Avec l'arrivée de la règlementation de mars 2011, les choses sont encore plus compliquées ; il faut en effet un capital initial et un accord de financement pour faire son dossier ERDF. On ne peut donc être sûr du prix de vente de l'électricité qu'après avoir obtenu son prêt ; essayez d'expliquer ça à un banquier.

Donc, de mon cas particulier, j'en conclu que :
- Soit vous avez un dossier ultra béton avec un apport personnel, et il y a au moins le Crédit Agricole qui peut vous suivre sans garanties absurdes.
- Soit vous avez un dossier peu ou moyennement consistant, et il vous faudra vous retourner vers des banques qui proposent de bons taux, mais en vous demandant des garanties pouvant être disproportionnées avec la somme empruntée (en général de grosses hypothèques).

Je trouve tout de même très étonnant qu'avec l'engouement extraordinaire qui existe en 2010 pour le photovoltaïque, que les banques ne soient pas encore organisées en conséquence.

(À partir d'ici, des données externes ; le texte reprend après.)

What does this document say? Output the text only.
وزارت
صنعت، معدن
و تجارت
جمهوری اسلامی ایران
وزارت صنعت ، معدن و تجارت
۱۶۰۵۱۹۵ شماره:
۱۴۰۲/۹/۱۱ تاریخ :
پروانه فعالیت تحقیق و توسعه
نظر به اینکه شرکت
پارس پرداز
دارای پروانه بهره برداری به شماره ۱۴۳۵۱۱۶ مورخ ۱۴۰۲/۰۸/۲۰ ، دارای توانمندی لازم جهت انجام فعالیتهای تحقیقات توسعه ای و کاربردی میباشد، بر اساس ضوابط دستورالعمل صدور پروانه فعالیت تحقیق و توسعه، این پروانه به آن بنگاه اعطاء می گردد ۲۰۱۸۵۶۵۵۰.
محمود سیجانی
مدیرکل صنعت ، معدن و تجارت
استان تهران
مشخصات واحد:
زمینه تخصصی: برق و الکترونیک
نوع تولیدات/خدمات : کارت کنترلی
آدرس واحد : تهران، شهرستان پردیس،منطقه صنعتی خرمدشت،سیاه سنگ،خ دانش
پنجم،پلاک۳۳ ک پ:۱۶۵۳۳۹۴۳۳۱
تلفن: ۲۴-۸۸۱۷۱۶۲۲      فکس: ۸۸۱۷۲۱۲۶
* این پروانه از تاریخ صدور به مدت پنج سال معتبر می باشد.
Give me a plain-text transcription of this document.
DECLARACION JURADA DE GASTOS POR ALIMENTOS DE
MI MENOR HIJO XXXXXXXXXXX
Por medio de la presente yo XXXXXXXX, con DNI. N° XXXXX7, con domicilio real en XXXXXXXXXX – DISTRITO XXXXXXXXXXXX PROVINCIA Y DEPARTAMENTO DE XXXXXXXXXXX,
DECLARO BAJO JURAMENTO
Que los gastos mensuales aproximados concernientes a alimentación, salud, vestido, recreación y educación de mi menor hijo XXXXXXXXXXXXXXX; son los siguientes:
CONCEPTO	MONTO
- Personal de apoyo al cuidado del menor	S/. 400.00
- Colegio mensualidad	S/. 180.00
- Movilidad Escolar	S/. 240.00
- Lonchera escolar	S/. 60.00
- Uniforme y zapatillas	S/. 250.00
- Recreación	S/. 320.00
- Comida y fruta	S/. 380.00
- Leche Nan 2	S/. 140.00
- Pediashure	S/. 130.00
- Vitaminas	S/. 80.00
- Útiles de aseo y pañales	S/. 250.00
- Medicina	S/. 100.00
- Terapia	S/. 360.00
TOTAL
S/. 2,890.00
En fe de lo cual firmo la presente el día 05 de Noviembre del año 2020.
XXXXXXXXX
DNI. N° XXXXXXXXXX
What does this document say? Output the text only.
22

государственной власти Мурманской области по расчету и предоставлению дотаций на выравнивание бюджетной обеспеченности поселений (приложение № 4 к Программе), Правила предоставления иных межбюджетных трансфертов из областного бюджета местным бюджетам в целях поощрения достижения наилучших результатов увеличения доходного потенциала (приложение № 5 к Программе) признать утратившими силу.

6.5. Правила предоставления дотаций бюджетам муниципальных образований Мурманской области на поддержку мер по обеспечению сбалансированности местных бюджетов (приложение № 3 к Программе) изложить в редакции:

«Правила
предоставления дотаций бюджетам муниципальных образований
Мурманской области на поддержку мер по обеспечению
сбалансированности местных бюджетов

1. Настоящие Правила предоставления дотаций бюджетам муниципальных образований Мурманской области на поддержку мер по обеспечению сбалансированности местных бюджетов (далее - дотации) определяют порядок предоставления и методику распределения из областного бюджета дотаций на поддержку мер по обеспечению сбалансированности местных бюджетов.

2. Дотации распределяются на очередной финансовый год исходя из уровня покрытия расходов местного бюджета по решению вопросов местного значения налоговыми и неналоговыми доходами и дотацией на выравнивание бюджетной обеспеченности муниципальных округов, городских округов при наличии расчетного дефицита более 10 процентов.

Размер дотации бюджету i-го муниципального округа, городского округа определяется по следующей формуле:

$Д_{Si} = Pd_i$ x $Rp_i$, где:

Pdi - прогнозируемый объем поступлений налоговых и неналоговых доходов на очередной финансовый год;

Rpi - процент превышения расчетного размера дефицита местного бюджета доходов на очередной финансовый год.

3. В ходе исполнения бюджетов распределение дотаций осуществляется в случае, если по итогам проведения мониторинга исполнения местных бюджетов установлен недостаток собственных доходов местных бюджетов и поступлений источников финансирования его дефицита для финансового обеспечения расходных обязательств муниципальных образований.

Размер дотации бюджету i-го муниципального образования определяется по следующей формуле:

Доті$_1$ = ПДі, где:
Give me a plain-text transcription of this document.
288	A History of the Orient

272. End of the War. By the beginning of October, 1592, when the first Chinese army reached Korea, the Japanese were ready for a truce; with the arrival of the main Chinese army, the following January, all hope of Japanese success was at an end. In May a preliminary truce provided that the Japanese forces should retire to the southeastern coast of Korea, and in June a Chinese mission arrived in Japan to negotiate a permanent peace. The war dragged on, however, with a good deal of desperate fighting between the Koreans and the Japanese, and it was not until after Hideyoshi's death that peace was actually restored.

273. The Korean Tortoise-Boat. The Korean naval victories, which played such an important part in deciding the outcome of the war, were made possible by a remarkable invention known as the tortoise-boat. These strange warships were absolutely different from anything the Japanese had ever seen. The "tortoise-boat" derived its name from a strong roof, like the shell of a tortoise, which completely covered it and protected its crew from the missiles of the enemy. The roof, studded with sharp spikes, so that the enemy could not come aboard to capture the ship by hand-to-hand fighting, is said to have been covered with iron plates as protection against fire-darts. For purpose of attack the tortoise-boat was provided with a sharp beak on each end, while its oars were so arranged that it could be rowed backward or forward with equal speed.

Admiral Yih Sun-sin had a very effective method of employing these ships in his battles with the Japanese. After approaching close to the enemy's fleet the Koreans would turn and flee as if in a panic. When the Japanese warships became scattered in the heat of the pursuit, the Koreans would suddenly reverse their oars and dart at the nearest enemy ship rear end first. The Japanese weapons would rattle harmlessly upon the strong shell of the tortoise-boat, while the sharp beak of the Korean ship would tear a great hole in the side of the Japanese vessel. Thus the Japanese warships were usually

Vu les sommes brassées annuellement par le secteur photovoltaïque, elles devraient avoir des départements spécialisés sur l'évaluation des solutions techniques, des différents intervenants et du sérieux de l'organisation des projets. Et bien non, sauf cas particuliers, les banques ne savent pas évaluer un projet et ne sont pas capables d'évaluer le risque financier de chaque projet photovoltaïque ; d'où cette propension à demander systématiquement des hypothèques.